Un 80 % de las escuelas ucranianas tienen ahora acceso a refugios antiaéreos, según el Ministerio de Educación. Pero los refugios no resuelven siempre los problemas.
En zonas cercanas al frente los drones rusos llegan en cuestión de unos pocos minutos, lo que deja poco tiempo a los escolares para llegar a los refugios. Las clases son difíciles de hacer dentro de refugios atestados, muchos de los cuales no tienen espacio suficiente para albergar a todos los alumnos a la vez.
Ante esta situación, entre 700.000 y 800.000 menores estudian en formato híbrido, con la semana dividida por días entre clases presenciales y clases a distancia.
Este régimen se utiliza en ciudades como Járkov, la segunda más grande del país y una de las urbes ucranianas más cercanas tanto al frente como a Rusia. En la ciudad funcionan decenas de escuelas bajo tierra que no tienen capacidad para albergar a todos sus alumnos.
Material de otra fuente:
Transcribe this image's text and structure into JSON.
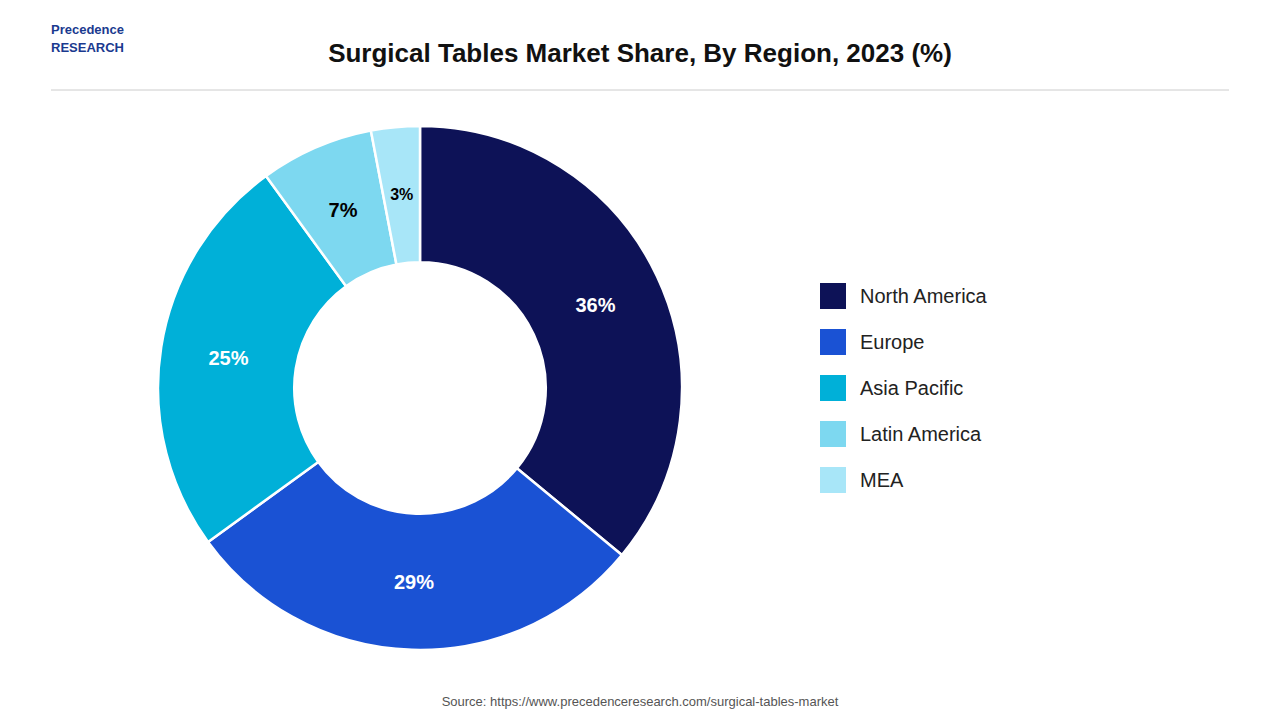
{
  "chart_data": {
    "type": "donut",
    "title": "Surgical Tables Market Share, By Region, 2023 (%)",
    "categories": [
      "North America",
      "Europe",
      "Asia Pacific",
      "Latin America",
      "MEA"
    ],
    "values": [
      36,
      29,
      25,
      7,
      3
    ],
    "value_labels": [
      "36%",
      "29%",
      "25%",
      "7%",
      "3%"
    ],
    "colors": [
      "#0d1257",
      "#1a52d4",
      "#00b0d8",
      "#7dd8f0",
      "#a8e6f8"
    ],
    "data_labels": true,
    "legend": "right",
    "annotations": [
      "Precedence\nRESEARCH",
      "Source: https://www.precedenceresearch.com/surgical-tables-market"
    ]
  }
}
A esta situación se ha sumado recientemente la destrucción en ataques rusos de 1,2 millones de libros de texto. Mientras el Gobierno imprime nuevos ejemplares de estos libros se utilizarán versiones en formato digital.
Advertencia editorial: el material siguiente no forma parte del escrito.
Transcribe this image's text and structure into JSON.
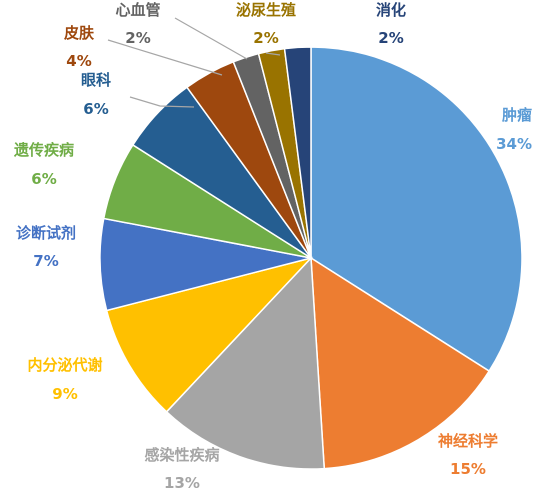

Unos 200.000 estudiantes que viven cerca del frente estudiarán en un régimen plenamente remoto, al igual que lo harán unos 400.000 niños ucranianos refugiados fuera de las fronteras de su país, según la diputada Irina Borzova, que forma parte del Comité de Asuntos de Juventud del Parlamento.
Las clases a distancia son la única opción para los alumnos del instituto de Gontarivka, un pueblo de la región de Járkov situado a sólo 15 kilómetros del frente.
“A pesar de todo estamos trabajando y eso es lo más importante”, dijo a EFE la directora, Liudmila Mironenko, tras dar este martes por la mañana la primera clase del año a través de una plataforma digital diseñada para ello.
Todos los niños y los profesores, entre ellos Mironenko, se fueron hace tiempo del pueblo, que sigue siendo atacado por los drones rusos. El edificio del instituto está completamente destruido, dice la profesora, que muestra fotos de lo que queda de la construcción sin techo y con lo que antes eran las clases cubierto de escombros.
“Los rusos creen que nos destruirán, pero esto no ocurrirá. Seguiremos enseñando a nuestros niños pase lo que pase”, dijo Mironenko desafiante.